LLMs, AI agents, and automation at scale will all require huge compute capacity, and AMD, through its full-stack ecosystem, is in a prime position to capture this demand and lead the next era of AI infrastructure.
Timeline
Risks
Export controls
U.S.–China tensions remain a major risk. Any tightening could limit AMD’s ability to sell accelerators like the MI308 in China.Execution risk
AMD still needs to deliver ROCm parity with CUDA and drive adoption of UA-Link. NVIDIA’s software and ecosystem moat is still very real.Competitive response
NVIDIA’s Blackwell GB200 and Rubin Ultra are expected to launch in the same window as MI400 and MI500. These platforms will be tough to compete with in both performance and adoption.
Broader competition
The real long-term risk isn’t just NVIDIA, it’s the entire industry moving fast:
Amazon, Microsoft, and Meta are building their own AI ASICs, with partners like Alchip, Marvell, and Broadcom.

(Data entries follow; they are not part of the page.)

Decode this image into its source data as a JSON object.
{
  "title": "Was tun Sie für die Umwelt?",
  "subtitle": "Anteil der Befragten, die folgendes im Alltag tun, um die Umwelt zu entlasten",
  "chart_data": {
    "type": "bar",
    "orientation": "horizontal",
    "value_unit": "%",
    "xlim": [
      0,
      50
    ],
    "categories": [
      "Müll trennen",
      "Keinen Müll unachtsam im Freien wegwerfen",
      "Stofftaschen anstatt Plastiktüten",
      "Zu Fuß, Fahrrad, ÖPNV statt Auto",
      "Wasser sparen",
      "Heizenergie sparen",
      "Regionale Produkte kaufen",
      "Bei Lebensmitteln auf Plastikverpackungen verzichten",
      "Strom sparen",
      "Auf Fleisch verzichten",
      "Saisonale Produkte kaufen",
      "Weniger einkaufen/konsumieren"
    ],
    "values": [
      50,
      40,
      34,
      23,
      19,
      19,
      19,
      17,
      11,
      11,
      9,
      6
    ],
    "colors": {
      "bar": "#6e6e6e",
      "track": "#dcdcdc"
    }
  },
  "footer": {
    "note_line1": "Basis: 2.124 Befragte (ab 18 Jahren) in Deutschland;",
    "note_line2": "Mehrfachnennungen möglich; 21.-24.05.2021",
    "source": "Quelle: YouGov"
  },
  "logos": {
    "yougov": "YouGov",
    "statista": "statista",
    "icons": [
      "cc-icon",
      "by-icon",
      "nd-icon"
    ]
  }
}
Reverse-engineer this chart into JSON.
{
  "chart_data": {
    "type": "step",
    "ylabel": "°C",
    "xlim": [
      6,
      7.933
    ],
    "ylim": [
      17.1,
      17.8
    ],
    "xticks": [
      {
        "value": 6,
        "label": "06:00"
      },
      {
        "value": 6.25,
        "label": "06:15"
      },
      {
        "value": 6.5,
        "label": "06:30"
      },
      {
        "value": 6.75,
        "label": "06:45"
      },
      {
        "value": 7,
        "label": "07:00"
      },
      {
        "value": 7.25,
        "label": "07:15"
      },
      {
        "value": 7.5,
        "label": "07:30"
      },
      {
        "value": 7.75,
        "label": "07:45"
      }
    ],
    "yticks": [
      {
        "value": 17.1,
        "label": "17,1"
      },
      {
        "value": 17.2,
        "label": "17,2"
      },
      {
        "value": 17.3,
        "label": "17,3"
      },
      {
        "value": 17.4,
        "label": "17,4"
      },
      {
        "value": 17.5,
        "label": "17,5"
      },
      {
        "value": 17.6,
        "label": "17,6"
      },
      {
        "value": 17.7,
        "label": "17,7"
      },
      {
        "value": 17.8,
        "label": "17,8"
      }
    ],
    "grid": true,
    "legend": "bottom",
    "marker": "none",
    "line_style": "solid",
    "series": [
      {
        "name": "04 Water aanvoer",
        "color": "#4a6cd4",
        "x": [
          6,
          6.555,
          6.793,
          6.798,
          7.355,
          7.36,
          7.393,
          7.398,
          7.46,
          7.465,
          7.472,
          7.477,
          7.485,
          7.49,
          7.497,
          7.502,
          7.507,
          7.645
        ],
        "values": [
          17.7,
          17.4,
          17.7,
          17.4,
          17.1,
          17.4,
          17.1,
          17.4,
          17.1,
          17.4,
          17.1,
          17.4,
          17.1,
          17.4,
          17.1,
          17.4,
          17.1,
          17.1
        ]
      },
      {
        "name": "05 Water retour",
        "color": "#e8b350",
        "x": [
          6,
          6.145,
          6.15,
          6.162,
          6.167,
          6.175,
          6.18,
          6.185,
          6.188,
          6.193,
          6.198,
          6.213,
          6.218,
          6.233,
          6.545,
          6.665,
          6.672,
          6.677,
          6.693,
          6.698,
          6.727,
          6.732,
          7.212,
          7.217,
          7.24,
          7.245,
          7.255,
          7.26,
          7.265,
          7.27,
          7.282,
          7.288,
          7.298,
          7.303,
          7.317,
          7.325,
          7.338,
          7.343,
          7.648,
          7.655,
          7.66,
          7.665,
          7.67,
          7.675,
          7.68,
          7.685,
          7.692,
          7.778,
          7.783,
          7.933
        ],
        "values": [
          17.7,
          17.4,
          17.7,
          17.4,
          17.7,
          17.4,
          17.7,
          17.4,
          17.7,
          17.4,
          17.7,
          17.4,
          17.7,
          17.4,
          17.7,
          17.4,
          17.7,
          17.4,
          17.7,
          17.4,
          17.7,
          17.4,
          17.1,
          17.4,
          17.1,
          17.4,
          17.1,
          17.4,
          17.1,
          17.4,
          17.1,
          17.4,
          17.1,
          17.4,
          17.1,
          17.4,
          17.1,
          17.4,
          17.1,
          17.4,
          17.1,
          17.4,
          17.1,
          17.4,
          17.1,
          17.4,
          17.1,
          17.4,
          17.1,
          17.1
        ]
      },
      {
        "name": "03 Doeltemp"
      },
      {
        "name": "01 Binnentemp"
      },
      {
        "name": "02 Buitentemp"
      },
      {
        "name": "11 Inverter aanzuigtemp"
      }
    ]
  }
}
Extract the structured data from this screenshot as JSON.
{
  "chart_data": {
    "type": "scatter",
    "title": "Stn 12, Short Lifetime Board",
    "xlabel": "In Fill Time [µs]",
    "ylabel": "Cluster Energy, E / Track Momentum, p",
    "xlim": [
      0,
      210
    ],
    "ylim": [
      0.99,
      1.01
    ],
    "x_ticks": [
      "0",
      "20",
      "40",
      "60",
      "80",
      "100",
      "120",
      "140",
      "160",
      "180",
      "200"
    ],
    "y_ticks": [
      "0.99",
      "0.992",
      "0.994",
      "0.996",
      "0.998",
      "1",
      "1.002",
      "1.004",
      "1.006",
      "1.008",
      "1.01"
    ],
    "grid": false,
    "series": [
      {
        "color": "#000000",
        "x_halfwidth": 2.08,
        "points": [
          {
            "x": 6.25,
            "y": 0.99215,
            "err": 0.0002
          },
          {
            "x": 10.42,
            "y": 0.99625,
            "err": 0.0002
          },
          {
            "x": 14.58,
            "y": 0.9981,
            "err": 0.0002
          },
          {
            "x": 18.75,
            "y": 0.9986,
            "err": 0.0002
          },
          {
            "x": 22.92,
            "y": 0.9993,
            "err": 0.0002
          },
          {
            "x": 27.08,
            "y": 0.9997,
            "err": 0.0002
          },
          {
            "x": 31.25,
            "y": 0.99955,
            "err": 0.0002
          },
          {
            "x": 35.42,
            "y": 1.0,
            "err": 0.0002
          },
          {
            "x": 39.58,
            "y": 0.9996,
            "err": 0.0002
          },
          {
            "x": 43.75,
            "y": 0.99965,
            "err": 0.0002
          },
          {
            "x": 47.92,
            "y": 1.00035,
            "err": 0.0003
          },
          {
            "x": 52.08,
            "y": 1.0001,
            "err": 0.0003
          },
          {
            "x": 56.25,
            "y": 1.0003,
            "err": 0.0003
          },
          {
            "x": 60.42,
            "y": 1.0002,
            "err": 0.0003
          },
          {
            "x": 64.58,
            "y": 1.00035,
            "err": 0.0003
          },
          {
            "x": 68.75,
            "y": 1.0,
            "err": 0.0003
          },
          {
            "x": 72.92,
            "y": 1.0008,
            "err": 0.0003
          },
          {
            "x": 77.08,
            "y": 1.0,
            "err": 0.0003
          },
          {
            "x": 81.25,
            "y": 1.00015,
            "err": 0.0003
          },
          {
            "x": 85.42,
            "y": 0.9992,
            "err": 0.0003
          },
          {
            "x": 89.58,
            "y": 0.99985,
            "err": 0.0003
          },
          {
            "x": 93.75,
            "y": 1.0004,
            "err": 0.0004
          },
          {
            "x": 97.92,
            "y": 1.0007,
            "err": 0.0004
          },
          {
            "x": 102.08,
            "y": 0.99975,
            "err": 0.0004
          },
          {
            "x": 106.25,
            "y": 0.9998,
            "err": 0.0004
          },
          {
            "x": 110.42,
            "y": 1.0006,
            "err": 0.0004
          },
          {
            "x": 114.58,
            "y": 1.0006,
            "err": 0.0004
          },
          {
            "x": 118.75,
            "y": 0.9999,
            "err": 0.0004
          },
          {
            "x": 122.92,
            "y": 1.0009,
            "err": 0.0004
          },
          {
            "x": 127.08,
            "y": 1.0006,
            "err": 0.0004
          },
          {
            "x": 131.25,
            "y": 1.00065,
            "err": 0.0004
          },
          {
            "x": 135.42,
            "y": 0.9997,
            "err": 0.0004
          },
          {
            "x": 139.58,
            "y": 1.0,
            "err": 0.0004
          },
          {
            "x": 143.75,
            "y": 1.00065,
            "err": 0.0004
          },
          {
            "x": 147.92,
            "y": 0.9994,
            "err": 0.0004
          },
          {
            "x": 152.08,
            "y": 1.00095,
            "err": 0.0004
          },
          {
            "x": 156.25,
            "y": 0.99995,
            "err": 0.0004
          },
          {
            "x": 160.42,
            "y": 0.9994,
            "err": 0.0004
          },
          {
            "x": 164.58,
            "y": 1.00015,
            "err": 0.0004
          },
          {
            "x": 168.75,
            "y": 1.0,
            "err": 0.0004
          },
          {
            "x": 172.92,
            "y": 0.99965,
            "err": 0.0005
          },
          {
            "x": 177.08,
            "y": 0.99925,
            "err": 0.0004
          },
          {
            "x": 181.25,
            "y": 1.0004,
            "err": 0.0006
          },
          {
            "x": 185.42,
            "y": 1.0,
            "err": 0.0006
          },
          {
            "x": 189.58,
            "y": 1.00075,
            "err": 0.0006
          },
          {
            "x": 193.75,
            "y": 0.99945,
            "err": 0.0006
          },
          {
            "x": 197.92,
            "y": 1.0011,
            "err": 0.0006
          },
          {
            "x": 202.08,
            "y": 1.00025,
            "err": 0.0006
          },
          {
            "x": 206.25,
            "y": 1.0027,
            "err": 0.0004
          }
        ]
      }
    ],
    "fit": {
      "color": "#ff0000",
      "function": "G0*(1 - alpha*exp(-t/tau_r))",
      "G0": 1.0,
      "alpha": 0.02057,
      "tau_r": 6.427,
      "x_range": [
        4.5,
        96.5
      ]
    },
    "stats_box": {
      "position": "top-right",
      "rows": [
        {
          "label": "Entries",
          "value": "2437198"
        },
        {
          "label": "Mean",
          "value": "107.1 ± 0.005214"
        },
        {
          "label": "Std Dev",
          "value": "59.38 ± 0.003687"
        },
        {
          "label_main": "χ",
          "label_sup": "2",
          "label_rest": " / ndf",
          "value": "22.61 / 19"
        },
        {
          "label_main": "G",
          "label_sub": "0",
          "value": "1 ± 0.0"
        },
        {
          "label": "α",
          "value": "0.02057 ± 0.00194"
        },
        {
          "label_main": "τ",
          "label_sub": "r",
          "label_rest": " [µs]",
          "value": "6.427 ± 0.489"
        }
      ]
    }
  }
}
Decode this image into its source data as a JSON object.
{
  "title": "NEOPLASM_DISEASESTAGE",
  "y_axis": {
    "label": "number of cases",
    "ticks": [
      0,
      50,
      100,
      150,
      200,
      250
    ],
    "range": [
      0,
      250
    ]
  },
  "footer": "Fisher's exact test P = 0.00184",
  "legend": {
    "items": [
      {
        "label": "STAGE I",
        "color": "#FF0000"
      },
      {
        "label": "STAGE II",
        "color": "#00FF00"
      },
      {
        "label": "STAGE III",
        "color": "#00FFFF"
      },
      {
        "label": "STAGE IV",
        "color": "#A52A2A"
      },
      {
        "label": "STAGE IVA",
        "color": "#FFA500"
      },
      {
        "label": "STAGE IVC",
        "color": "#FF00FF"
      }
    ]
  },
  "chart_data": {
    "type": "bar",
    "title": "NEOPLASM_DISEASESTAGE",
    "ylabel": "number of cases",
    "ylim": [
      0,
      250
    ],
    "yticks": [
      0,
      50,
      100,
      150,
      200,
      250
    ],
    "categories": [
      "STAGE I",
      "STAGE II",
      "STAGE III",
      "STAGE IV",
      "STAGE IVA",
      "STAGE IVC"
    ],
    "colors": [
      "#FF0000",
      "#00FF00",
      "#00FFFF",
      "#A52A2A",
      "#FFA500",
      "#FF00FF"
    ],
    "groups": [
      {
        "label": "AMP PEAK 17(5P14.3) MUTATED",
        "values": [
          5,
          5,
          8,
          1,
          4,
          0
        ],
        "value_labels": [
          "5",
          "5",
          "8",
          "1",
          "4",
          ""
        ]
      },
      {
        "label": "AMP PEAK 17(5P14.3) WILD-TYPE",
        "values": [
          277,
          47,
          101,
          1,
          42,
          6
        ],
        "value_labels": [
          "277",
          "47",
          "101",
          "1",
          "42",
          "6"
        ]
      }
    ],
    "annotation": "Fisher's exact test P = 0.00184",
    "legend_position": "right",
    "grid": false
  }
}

Google TPUs are a mature alternative to GPUs for large-scale inference and training.
ARM CPUs are gaining ground in data centers, with better efficiency in some workloads.
Startups like Groq and Cerebras have cutting-edge inference chips with interesting potential.
Huawei, Intel, and other Chinese designers are pushing hard to grab share.
There’s no doubt demand will be there. But the question is: who will capture it? AMD is ramping up R&D, now targeting one new generation per year, but until that execution turns into real-world results, its fate will be uncertain.